Ezh1, the enhancer of zeste homolog 1, is an epigenetic silencing factor. As a core component of polycomb repressive complex 2 (PRC2), it mediates the mono-, di-and tri-methylation of histone H3 lysine 27 (H3K27me1/2/3), playing key roles in cell growth and differentiation [1,3]. It is involved in multiple biological processes such as embryonic hematopoiesis, oocyte meiosis, and neurogenesis [2,5,6].

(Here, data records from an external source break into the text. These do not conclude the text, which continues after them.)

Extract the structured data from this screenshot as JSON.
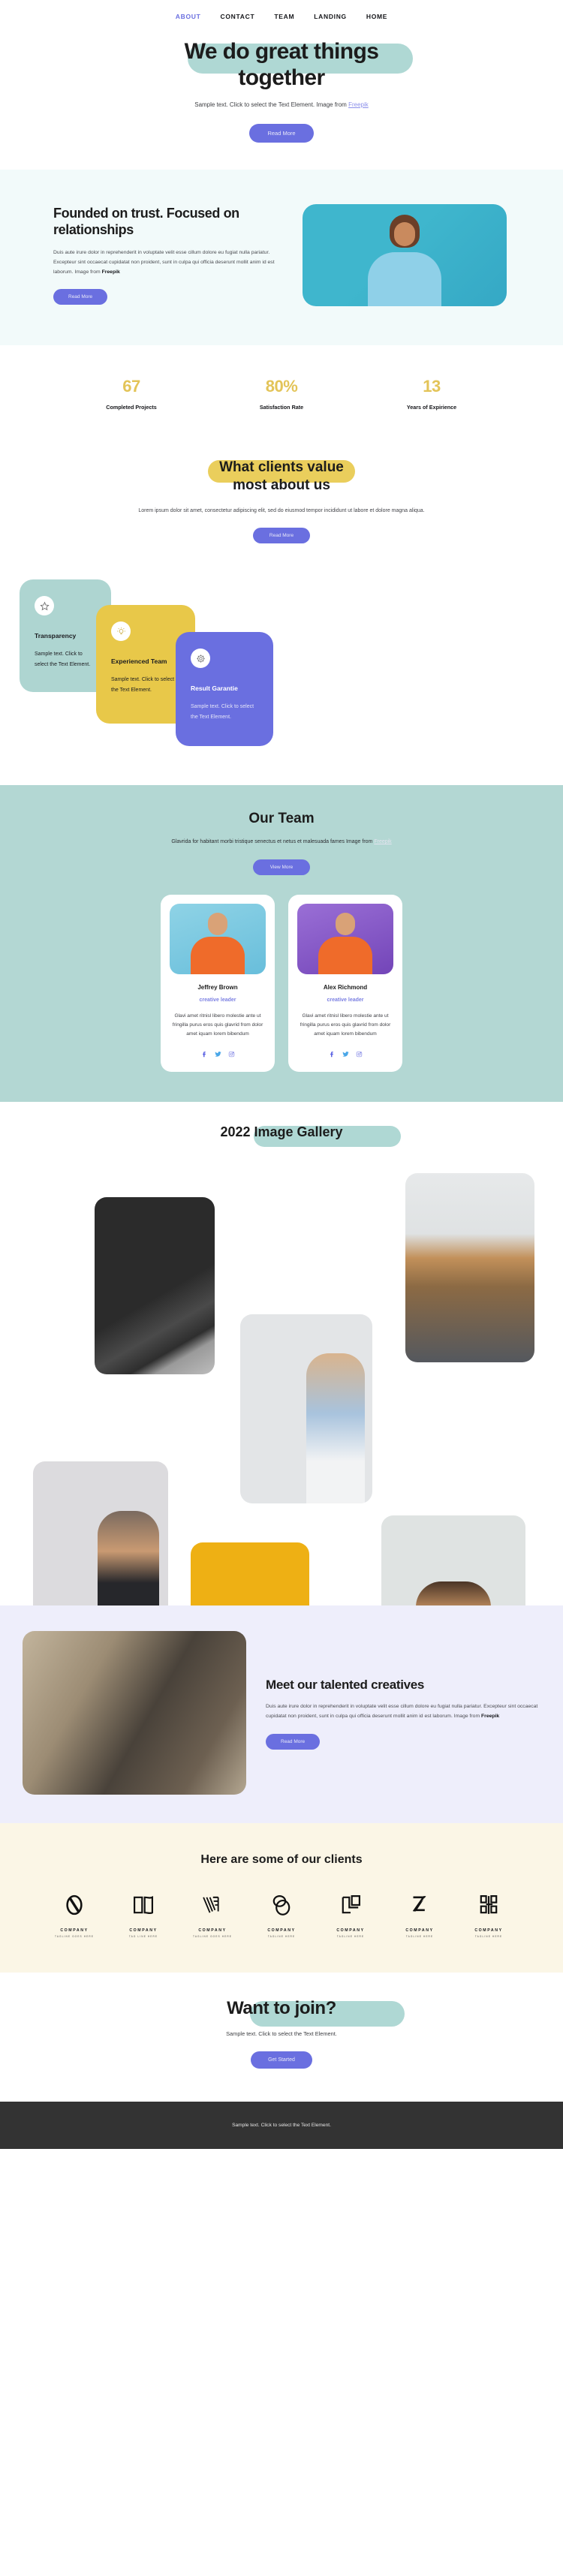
{
  "nav": {
    "items": [
      {
        "label": "ABOUT",
        "active": true
      },
      {
        "label": "CONTACT",
        "active": false
      },
      {
        "label": "TEAM",
        "active": false
      },
      {
        "label": "LANDING",
        "active": false
      },
      {
        "label": "HOME",
        "active": false
      }
    ]
  },
  "hero": {
    "title_line1": "We do great things",
    "title_line2": "together",
    "subtitle": "Sample text. Click to select the Text Element. Image from ",
    "subtitle_link": "Freepik",
    "button": "Read More",
    "highlight_color": "#afd8d4"
  },
  "founded": {
    "title": "Founded on trust. Focused on relationships",
    "body": "Duis aute irure dolor in reprehenderit in voluptate velit esse cillum dolore eu fugiat nulla pariatur. Excepteur sint occaecat cupidatat non proident, sunt in culpa qui officia deserunt mollit anim id est laborum. Image from ",
    "body_bold": "Freepik",
    "button": "Read More",
    "bg_color": "#f2fafa",
    "image_alt": "smiling-woman-in-blue-sweater"
  },
  "stats": {
    "items": [
      {
        "value": "67",
        "label": "Completed Projects"
      },
      {
        "value": "80%",
        "label": "Satisfaction Rate"
      },
      {
        "value": "13",
        "label": "Years of Expirience"
      }
    ],
    "number_color": "#e3c458"
  },
  "values": {
    "title_line1": "What clients value",
    "title_line2": "most about us",
    "subtitle": "Lorem ipsum dolor sit amet, consectetur adipiscing elit, sed do eiusmod tempor incididunt ut labore et dolore magna aliqua.",
    "button": "Read More",
    "highlight_color": "#eace5c",
    "cards": [
      {
        "icon": "star-icon",
        "title": "Transparency",
        "text": "Sample text. Click to select the Text Element.",
        "color": "#aed5d1"
      },
      {
        "icon": "lightbulb-icon",
        "title": "Experienced Team",
        "text": "Sample text. Click to select the Text Element.",
        "color": "#e8c849"
      },
      {
        "icon": "gear-icon",
        "title": "Result Garantie",
        "text": "Sample text. Click to select the Text Element.",
        "color": "#6a6fe0"
      }
    ]
  },
  "team": {
    "title": "Our Team",
    "subtitle": "Glavrida for habitant morbi tristique senectus et netus et malesuada fames Image from ",
    "subtitle_link": "Freepik",
    "button": "View More",
    "bg_color": "#b3d7d3",
    "members": [
      {
        "name": "Jeffrey Brown",
        "role": "creative leader",
        "desc": "Glavi amet ritnisl libero molestie ante ut fringilla purus eros quis glavrid from dolor amet iquam lorem bibendum",
        "photo_bg": "#6fc3dd"
      },
      {
        "name": "Alex Richmond",
        "role": "creative leader",
        "desc": "Glavi amet ritnisl libero molestie ante ut fringilla purus eros quis glavrid from dolor amet iquam lorem bibendum",
        "photo_bg": "#8a5cc8"
      }
    ],
    "social_icons": [
      "facebook-icon",
      "twitter-icon",
      "instagram-icon"
    ]
  },
  "gallery": {
    "title": "2022 Image Gallery",
    "highlight_color": "#afd8d4",
    "images": [
      {
        "alt": "dark-wall-shadow"
      },
      {
        "alt": "office-meeting-room"
      },
      {
        "alt": "woman-in-blue-shirt"
      },
      {
        "alt": "man-in-black-tshirt"
      },
      {
        "alt": "surprised-woman-yellow-bg"
      },
      {
        "alt": "woman-with-laptop-celebrating"
      }
    ]
  },
  "creatives": {
    "title": "Meet our talented creatives",
    "body": "Duis aute irure dolor in reprehenderit in voluptate velit esse cillum dolore eu fugiat nulla pariatur. Excepteur sint occaecat cupidatat non proident, sunt in culpa qui officia deserunt mollit anim id est laborum. Image from ",
    "body_bold": "Freepik",
    "button": "Read More",
    "bg_color": "#eeeefb",
    "image_alt": "group-of-friends-talking"
  },
  "clients": {
    "title": "Here are some of our clients",
    "bg_color": "#fbf6e6",
    "logos": [
      {
        "icon": "logo-ring-o",
        "name": "COMPANY",
        "tagline": "TAGLINE GOES HERE"
      },
      {
        "icon": "logo-open-book",
        "name": "COMPANY",
        "tagline": "TAG LINE HERE"
      },
      {
        "icon": "logo-v-stripes",
        "name": "COMPANY",
        "tagline": "TAGLINE GOES HERE"
      },
      {
        "icon": "logo-double-circle",
        "name": "COMPANY",
        "tagline": "TAGLINE HERE"
      },
      {
        "icon": "logo-square-corner",
        "name": "COMPANY",
        "tagline": "TAGLINE HERE"
      },
      {
        "icon": "logo-slash-bars",
        "name": "COMPANY",
        "tagline": "TAGLINE HERE"
      },
      {
        "icon": "logo-block-b",
        "name": "COMPANY",
        "tagline": "TAGLINE HERE"
      }
    ]
  },
  "join": {
    "title": "Want to join?",
    "subtitle": "Sample text. Click to select the Text Element.",
    "button": "Get Started",
    "highlight_color": "#afd8d4"
  },
  "footer": {
    "text": "Sample text. Click to select the Text Element.",
    "bg_color": "#333333"
  }
}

In iPSC-derived T cell differentiation, Ezh1 repression facilitates in vitro differentiation and maturation of T cells, generating cells with enhanced antitumor activity [2]. In mouse oocytes and early embryos, maternal Ezh1/2 deficiency impairs mitochondrial structure and function, leading to oxidative stress, autophagy interference, and apoptosis [4]. In oocyte meiosis prophase I in mice, Ezh1/2 is essential for oocyte development, and its deficiency causes failure of DNA double-strand breaks repair and meiotic progression arrest [5]. In neurogenesis, both gain-and loss-of-function variants in Ezh1 disrupt neural progenitor cell differentiation, causing neurodevelopmental disorders [6].

In conclusion, Ezh1 is crucial for various biological processes including cell differentiation, oocyte and embryo development, and neurogenesis. Studies using gene knockout models in mice have revealed its role in these processes and associated disease conditions such as impaired T cell-based cancer immunotherapy, abnormal oocyte and embryo development, and neurodevelopmental disorders.